Soon, both stallions joined a flood of ponies lurching out of the room—and out into the blazing light. They squinted, finding themselves descending a metal plank that extended to a chamber built into an enormous brown tank of metal. The vehicle was easily four stories high and hundreds of feet long, parked on gigantic tank treads as its steam engines hissed over the crest of a giant quarry. Down below a sloping crest of rock, Josho and Eagle Eye saw a gaping pit full of hundreds of exposed, oversized sapphires. What's more, the gaping chasm was crawling over with twice as many quadruped slaves, laboring endlessly with pick-axes and drills to unearth the valuable crystals. Patrolling the grounds were heavy-set dogs, the self-appointed "Killas," all carrying clubs and manarfiles trained on the sweating, suffering ponies.

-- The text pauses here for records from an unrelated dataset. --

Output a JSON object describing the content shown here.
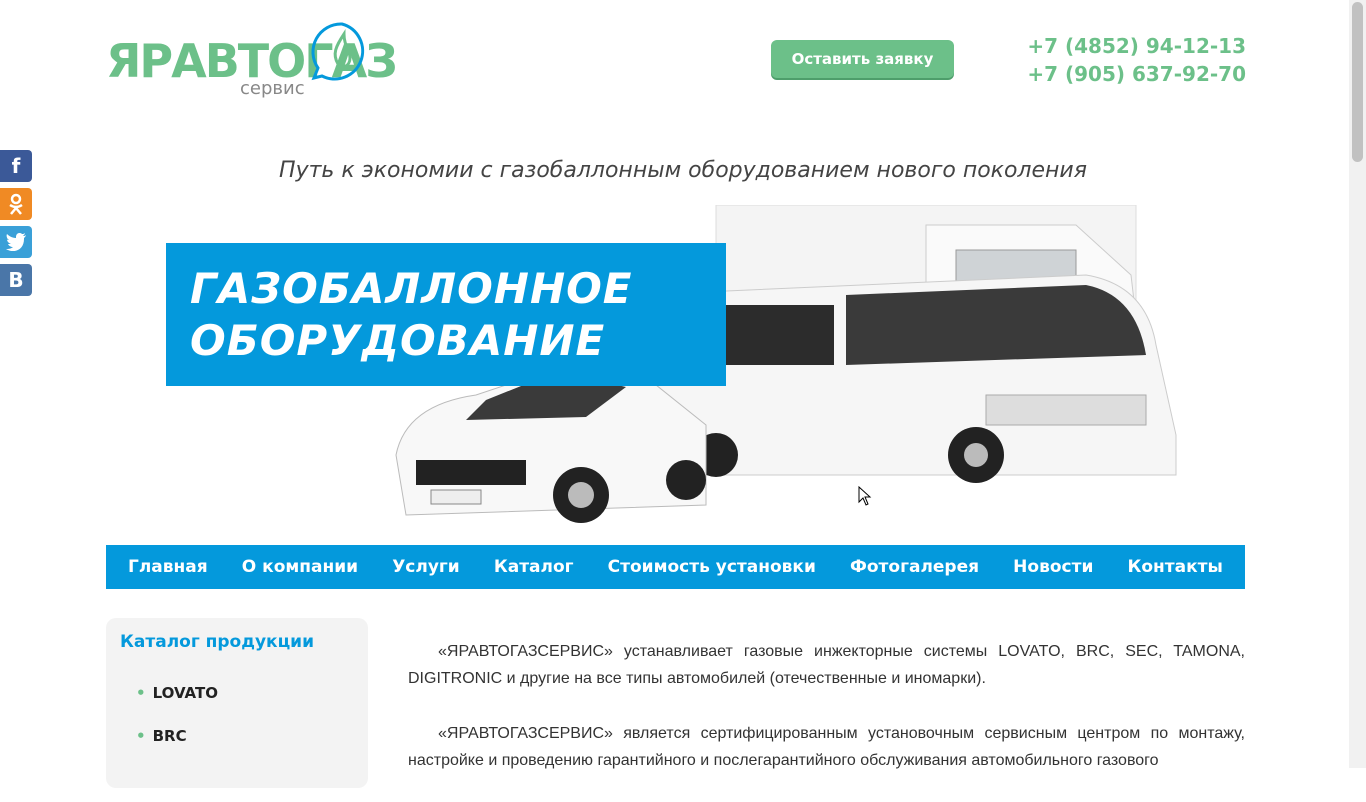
{
  "header": {
    "logo_main": "ЯРАВТОГАЗ",
    "logo_sub": "сервис",
    "cta_label": "Оставить заявку",
    "phones": [
      "+7 (4852) 94-12-13",
      "+7 (905) 637-92-70"
    ]
  },
  "tagline": "Путь к экономии с газобаллонным оборудованием нового поколения",
  "banner": {
    "title_line1": "ГАЗОБАЛЛОННОЕ",
    "title_line2": "ОБОРУДОВАНИЕ"
  },
  "social": [
    {
      "icon": "facebook-icon",
      "glyph": "f"
    },
    {
      "icon": "odnoklassniki-icon",
      "glyph": "ok"
    },
    {
      "icon": "twitter-icon",
      "glyph": "t"
    },
    {
      "icon": "vkontakte-icon",
      "glyph": "B"
    }
  ],
  "nav": [
    "Главная",
    "О компании",
    "Услуги",
    "Каталог",
    "Стоимость установки",
    "Фотогалерея",
    "Новости",
    "Контакты"
  ],
  "catalog": {
    "title": "Каталог продукции",
    "items": [
      "LOVATO",
      "BRC"
    ]
  },
  "content": {
    "p1": "«ЯРАВТОГАЗСЕРВИС» устанавливает газовые инжекторные системы LOVATO, BRC, SEC, TAMONA, DIGITRONIC и другие на все типы автомобилей (отечественные и иномарки).",
    "p2": "«ЯРАВТОГАЗСЕРВИС» является сертифицированным установочным сервисным центром по монтажу, настройке и проведению гарантийного и послегарантийного обслуживания автомобильного газового"
  },
  "colors": {
    "accent_blue": "#0499dc",
    "accent_green": "#6cc089"
  }
}
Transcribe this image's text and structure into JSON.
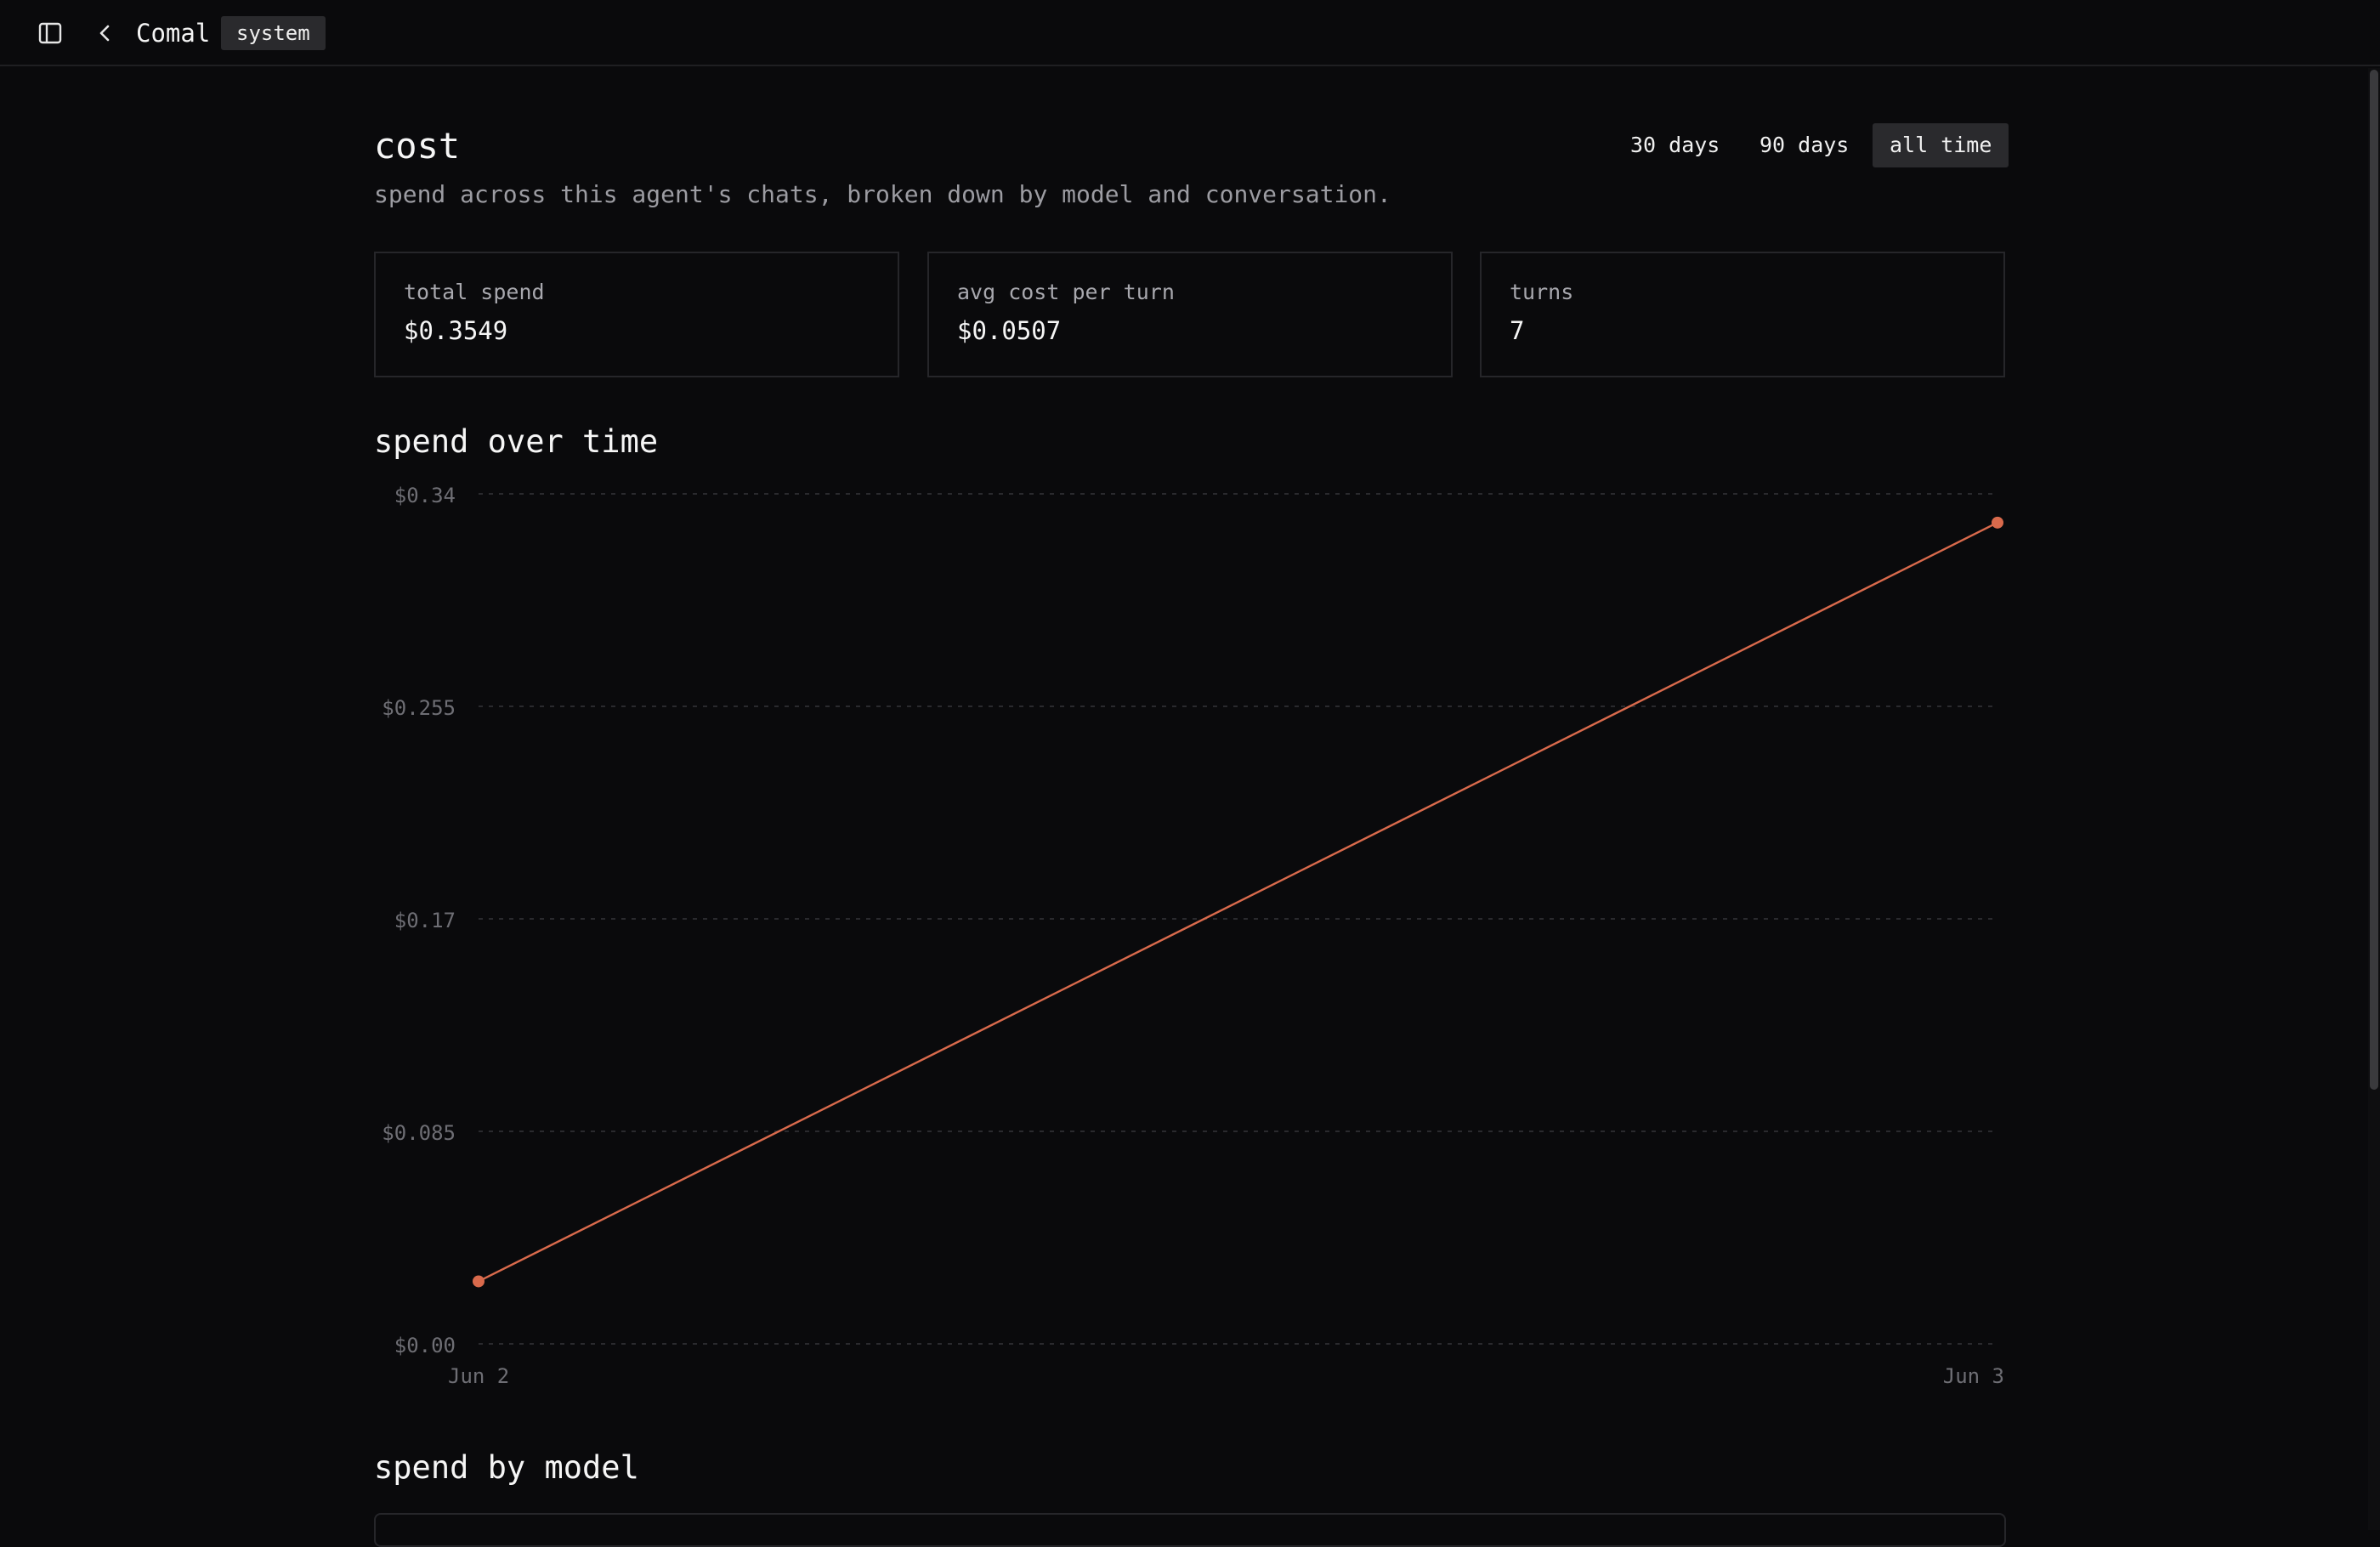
{
  "header": {
    "agent_name": "Comal",
    "agent_tag": "system",
    "sidebar_icon": "sidebar-toggle-icon",
    "back_icon": "chevron-left-icon"
  },
  "page": {
    "title": "cost",
    "subtitle": "spend across this agent's chats, broken down by model and conversation."
  },
  "range": {
    "options": [
      "30 days",
      "90 days",
      "all time"
    ],
    "selected": "all time"
  },
  "stats": [
    {
      "label": "total spend",
      "value": "$0.3549"
    },
    {
      "label": "avg cost per turn",
      "value": "$0.0507"
    },
    {
      "label": "turns",
      "value": "7"
    }
  ],
  "sections": {
    "spend_over_time": "spend over time",
    "spend_by_model": "spend by model"
  },
  "colors": {
    "background": "#0a0a0c",
    "accent": "#d96a4c",
    "muted_text": "#9c9ca2",
    "border": "#26262a"
  },
  "chart_data": {
    "type": "line",
    "x": [
      "Jun 2",
      "Jun 3"
    ],
    "series": [
      {
        "values": [
          0.025,
          0.3285
        ]
      }
    ],
    "yticks": [
      "$0.00",
      "$0.085",
      "$0.17",
      "$0.255",
      "$0.34"
    ],
    "ytick_values": [
      0,
      0.085,
      0.17,
      0.255,
      0.34
    ],
    "ylim": [
      0,
      0.34
    ],
    "grid": true,
    "legend": "none"
  }
}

"Oh, well this is just lovely," Josho grunted.

Eagle Eye's lips quivered as he got an eye-ful of the agonizing day ahead. He gasped as a growling dog shoved a heavy hammer into his grasp. He glanced at the tool, his eyes watering a bit at the shape of it. Gulping, he calmed his nerves the best he could and stumbled forward with the line. "Okay... I-I can do this. I... can totally do this..."

"No offense, kid..." Josho shouldered a heavy drill, utilizing his telekinesis as he wheezed and limped to the right of his unwitting cohort. "But I think your mane has a greater chance of outlasting this than you."

"Oh hardy har—"

A whip cracked overhead as another alpha dog shouted, "No gabbing! Only digging! Mush! Mush!"